Of quirky interest is that the fifth Earl of Kellie is reputed to have hidden in a burnt-out tree stump in the castle grounds for the entire summer following the Battle of Culloden in 1746.
The most highly cultivated part of the garden is seventeenth century with late Victorian additions. There are several features that I particularly love.
The geometric lines of a walled garden always seem to beg for long walks that lead to definining focal points. The paths are narrow at Kellie, but their drama is not diminished by the proportion.
And – as in the best gardens – plenty of areas to sit and enjoy.
Some of the walks are in shade at the base of the main walls.
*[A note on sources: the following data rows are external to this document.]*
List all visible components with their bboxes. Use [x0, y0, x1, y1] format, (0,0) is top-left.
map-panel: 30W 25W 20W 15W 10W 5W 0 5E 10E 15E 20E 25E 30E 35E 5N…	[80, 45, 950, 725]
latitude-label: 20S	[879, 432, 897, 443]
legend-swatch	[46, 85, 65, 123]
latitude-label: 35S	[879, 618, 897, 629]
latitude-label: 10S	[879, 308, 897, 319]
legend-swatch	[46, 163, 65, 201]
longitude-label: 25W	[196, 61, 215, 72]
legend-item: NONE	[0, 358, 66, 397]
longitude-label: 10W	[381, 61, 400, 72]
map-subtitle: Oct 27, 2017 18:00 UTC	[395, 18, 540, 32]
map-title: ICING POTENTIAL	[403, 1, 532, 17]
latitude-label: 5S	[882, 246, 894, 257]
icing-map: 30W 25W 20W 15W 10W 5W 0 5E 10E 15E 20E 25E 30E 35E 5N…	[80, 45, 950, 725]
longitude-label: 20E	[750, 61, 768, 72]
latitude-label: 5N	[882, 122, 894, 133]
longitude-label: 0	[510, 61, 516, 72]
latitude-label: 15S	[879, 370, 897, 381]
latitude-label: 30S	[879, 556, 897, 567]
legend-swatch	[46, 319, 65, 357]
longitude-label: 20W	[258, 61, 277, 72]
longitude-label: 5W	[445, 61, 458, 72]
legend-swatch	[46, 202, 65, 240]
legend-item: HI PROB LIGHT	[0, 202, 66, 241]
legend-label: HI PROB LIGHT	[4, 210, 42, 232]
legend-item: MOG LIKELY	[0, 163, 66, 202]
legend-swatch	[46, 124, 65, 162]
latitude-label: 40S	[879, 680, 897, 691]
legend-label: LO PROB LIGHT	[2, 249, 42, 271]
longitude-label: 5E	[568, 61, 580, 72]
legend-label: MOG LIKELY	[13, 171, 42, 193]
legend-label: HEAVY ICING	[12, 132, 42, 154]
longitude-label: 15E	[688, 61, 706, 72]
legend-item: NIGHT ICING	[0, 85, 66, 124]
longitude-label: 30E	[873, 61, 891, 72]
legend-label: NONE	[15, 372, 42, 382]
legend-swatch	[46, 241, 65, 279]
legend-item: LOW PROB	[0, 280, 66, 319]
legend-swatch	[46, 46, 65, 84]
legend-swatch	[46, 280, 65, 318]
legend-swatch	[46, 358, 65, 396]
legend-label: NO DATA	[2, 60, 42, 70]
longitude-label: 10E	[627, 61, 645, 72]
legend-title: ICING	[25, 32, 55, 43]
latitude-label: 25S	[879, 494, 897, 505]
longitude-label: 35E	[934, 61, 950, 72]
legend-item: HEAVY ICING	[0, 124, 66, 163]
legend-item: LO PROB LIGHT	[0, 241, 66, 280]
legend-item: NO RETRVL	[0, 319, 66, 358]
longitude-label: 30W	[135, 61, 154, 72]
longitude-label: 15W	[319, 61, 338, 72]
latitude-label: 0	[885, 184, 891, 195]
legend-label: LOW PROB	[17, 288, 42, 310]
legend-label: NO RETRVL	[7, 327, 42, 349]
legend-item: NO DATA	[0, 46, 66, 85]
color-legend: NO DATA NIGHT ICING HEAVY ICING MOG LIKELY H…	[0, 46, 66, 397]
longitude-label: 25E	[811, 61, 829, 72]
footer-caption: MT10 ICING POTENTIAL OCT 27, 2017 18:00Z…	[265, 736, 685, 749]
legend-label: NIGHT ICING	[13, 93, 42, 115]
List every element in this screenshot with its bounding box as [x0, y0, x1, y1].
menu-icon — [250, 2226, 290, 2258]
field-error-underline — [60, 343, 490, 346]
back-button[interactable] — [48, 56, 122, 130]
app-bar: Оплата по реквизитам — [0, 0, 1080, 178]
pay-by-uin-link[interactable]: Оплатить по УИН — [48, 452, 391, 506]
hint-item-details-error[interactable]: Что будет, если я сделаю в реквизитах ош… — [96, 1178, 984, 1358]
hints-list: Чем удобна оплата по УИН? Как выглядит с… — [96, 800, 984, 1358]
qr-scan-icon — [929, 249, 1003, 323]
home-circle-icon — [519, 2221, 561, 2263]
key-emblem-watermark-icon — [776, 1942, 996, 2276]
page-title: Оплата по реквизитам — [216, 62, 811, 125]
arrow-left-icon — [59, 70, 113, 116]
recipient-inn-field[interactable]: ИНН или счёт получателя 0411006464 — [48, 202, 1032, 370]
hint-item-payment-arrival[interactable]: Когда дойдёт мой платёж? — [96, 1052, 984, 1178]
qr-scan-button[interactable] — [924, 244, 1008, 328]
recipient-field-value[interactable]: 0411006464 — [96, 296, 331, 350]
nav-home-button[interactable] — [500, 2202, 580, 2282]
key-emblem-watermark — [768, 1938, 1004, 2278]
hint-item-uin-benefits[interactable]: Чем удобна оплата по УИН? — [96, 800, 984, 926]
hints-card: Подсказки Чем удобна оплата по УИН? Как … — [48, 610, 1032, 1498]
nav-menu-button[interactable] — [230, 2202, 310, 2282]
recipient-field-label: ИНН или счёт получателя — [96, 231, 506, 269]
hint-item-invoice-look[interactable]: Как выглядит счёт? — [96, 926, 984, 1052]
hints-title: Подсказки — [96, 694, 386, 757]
Ferns and Aruncus sylvestris are really something to brag about. All that lovely soft rain.
The climate is not kind to box, in our blight-afflicted era. But Scottish gardeners seem to battle on undeterred. Is there a lesson there for us all? The long, double (and very narrow) herbaceous borders are a case in point. I don’t really notice the box damage with the exuberance behind to draw the eye. But what will the damage be like in a few years’ time?
The seedheads of the angelica really sing out against the billowing shapes behind it – and where would the form and sense of the planting be without the sharp lines of the box? Will they replace the box in years to come with something that will better tolerate close proximity to very tall border companions?
There are many plants in this border grouping that I think of as a bit thuggish on my own plot. Kellie Castle makes me think again. Goldenrod, Lysimachia punctata … Oh, and something to which I’m very partial: the pale yellow, fluffy flowers of Thalictrum speciossisum, rarely seen in such quantity.
A double form of Geranium himalayense (at a guess) is a bit more special.
The soil below is, as in all the best herbaceous borders, invisible. And here’s the secret of that incredibly tall – yet upright – growth in such a narrow space. A network of nylon webbing through which the plants grow in spring.
I was going to try the same in my own delphium borders, which are backed by michaelmas daisies. And then I realised it would be impossible, since I want to get in to cut the delphiniums.
Sometimes the dividing line between herbaceous border and lawn has been created by roses grown as swags on metal supports. A pretty solution for boundaries in a formal garden.
The organic vegetable plot doesn’t lack a decorative appeal either – and again, the path dressed with a rose-tumbled arch helps to pull the whole together.
There’s the odd little accent I’d kill for in my own garden – we don’t often see these forcers in this part of France. But the Kellie collection of rhubarb varieties is pretty spectacular and deserves the ornament.
And some quirky little trained fruit trees in an open area at the bottom of the garden.
Tropaeolum speciosum is not something I’m ever going to be trying at home. It loves acid soil and a cooler climate – it is hardy to -10 or -15 degrees centigrade. I’ve seen the best specimens climbing through yew hedges in Scottish gardens – not for nothing is the common name Scottish flame flower – although it actually comes from Chile. Kellie Castle’s sample is one of the nicest.
Finally, leave the walled garden for a breath of air on the beautiful Fife coastline.
I’ll be back with news from my own garden soon. Until then, have a good weekend!